ESG and artificial intelligence
One of the most pressing issues is the lack of reliable and consistent ESG data. The lack of ESG data standards is a major barrier to increased adoption of sustainable investing. As a result, investors are forced to interpret unstructured data themselves, which hinders investment and discredit.
Artificial intelligence (AI) is a better way to address this data challenge.
Therefore, in this article, we will answer the following questions: How can AI optimize ESG investing today?
Several environmental, social and governance themes emerged after the Rio Earth Summit in 1992,such as impacts on biodiversity, respect for human rights, business ethics and of course climate change and the Covid-19 pandemic. Accurately measuring the economic and financial impacts associated with these topics requires access to relevant data, which can sometimes be difficult.
Indeed, the available information is often insufficient and heterogeneous. Therefore, the collection and use of this data is a complex and important process that can be greatly facilitated by the appropriate use of artificial intelligence (AI) derived technologies.
Definition of Artificial Intelligence (AI)
Artificial intelligence (AI) is a generic term that covers a variety of methods and technologies that allow machines to perform tasks that are generally in the realm of human intelligence. This means that machines can perform automated tasks (as in finance, “exclude securities from investment as long as the debt/EBITDA ratio is greater than 6”), but also support more complex functions such as voice or facial recognition, the development of autonomous cars, or in finance, “decide to keep the
securities in the portfolio despite the ratio doubtful accounts/total operating income if that makes sense”, using the previous example. Artificial intelligence brings together various techniques, including “Machine Learning” (or “machine learning process”), which is particularly important in asset management.
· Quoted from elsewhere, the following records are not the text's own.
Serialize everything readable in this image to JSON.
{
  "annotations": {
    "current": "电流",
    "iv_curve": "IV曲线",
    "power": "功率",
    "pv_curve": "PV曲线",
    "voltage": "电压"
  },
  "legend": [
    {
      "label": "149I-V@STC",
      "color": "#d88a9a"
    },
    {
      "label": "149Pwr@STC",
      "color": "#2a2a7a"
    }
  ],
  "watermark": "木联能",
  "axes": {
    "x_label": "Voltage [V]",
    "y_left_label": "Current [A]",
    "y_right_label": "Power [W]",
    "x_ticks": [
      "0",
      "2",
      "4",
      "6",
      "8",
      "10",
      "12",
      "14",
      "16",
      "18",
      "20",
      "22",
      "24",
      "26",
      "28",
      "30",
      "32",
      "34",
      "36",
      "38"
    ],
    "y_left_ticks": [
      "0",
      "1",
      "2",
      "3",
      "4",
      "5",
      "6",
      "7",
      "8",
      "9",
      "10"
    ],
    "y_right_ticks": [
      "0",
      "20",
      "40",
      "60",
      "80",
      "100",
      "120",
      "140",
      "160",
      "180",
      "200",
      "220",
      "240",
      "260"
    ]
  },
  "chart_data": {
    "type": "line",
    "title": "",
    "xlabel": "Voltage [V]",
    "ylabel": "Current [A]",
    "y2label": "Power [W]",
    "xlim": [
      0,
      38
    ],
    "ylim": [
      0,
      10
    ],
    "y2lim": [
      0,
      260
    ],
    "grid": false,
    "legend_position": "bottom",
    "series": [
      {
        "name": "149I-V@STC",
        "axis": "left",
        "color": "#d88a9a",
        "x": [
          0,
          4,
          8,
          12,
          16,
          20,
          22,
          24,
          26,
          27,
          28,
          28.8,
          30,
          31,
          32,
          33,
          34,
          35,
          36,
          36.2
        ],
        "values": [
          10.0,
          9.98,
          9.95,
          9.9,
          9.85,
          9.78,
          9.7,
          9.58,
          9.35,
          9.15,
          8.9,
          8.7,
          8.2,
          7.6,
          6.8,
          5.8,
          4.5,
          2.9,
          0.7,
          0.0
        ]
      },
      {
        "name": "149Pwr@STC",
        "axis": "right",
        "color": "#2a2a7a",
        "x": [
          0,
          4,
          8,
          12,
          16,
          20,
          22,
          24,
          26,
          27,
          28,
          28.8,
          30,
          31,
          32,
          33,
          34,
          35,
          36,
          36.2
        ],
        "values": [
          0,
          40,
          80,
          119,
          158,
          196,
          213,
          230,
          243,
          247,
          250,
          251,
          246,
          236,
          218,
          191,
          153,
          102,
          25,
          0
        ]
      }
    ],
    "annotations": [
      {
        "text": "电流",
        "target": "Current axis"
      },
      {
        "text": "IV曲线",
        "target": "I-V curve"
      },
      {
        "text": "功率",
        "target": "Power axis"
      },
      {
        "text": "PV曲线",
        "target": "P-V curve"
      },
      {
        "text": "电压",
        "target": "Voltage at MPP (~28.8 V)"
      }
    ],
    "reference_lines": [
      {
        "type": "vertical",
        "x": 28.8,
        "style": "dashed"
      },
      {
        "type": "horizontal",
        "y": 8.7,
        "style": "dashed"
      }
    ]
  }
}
Artificial intelligence is not as new as people think. Work on this topic began in the late 1950s. But today, its use has become a reality due to the abundance of available and accessible data (“open data”), the ability to collect information has been strengthened by the development of increasingly powerful and faster processors, low-cost storage capacity Exponential growth, finally thanks to the
availability of “open source” software (the code of which is freely available).
The “Machine Learning” principle:
Machine learning is a subset of artificial intelligence and a branch of computing and statistics. It relies on algorithms, computer programs that process large amounts of data, to enable machines and/or systems to “learn” through experience in an automated way to improve their problem-solving abilities without humans having to explicitly program to do so.
AI’s contributions in the field of sustainable development and ESG
They are multiple, but perhaps one of the most relevant uses is to “fill in the gaps”, which is to find or build missing data. For example, it is sometimes difficult to obtain detailed information on small or unlisted companies, reducing the obligations to disclose or publish ESG data. On the other hand, these companies generally only communicate in the local language and meet unique local obligations and standards. This is the case in China, where asset managers often face little or no information about these companies. To avoid these difficulties, “machine learning” techniques can be used, using search algorithms, missing, or standardizing information can be collected or completed. These algorithms can be implemented by traditional rating agencies or ESG research providers, or even by fintech.
On the other hand, one of the main benefits of AI technologies is to provide management with a truly tailored approach. By adjusting algorithms, proprietary rating systems can be built by finding information deemed most relevant and therefore most likely to help generate financial performance (called “alpha”) or reduce risk levels. Marketplace (“Beta”). Within the framework of the ESG investment approach, where the key issues identified by the economic sectors were previously defined internally, AI can contribute to the reading grid by accessing information from many sources, most of which are freely accessible, especially on the Internet, thus enriching the database in real time.
The main contribution of AI in terms of investment decisions
Ideally, AI will lead to smarter management decisions. The idea is to develop an ESG approach that is more motivated by seeking investment opportunities than simply identifying risks. Indeed, the positive stock market performance of companies is often correlated with their excellence in ESG
strategy, but especially with their progress against these criteria (what we call “ESG momentum” or “ESG dynamics”). From AI will have the potential to outperform current approaches that are primarily based on ESG risk.
As various AI technologies can identify economic and financial opportunities and risks more quickly, this should also improve the accuracy and timeliness of investment decisions, increasing overall efficiency. This means that the internal organisation allows rapid integration of this information into the decision-making processes of managers. More accurate identification of financial opportunities
and risks should also improve the quality of management decisions, often when using information that is not explicitly disclosed by the company, or when public information may contain bias. Finally, a broader and more accurate identification of financial opportunities and risks should in fact lead to broader investment horizons.
AI capabilities and ESG specificities
It’s true that AI can definitely help, but it can’t do everything either. This is a very useful complement, but other elements are also needed, such as the definition of international ESG standards, which are still in their infancy.
For example, social factors are the most difficult to collect geographically comparable data. AI should help to assess the social pillars of the GSS, because even on basic metrics such as workplace accidents and their likelihood of occurrence, the data that companies report is very heterogeneous.
By applying its models, AI can reconcile data across geographic regions.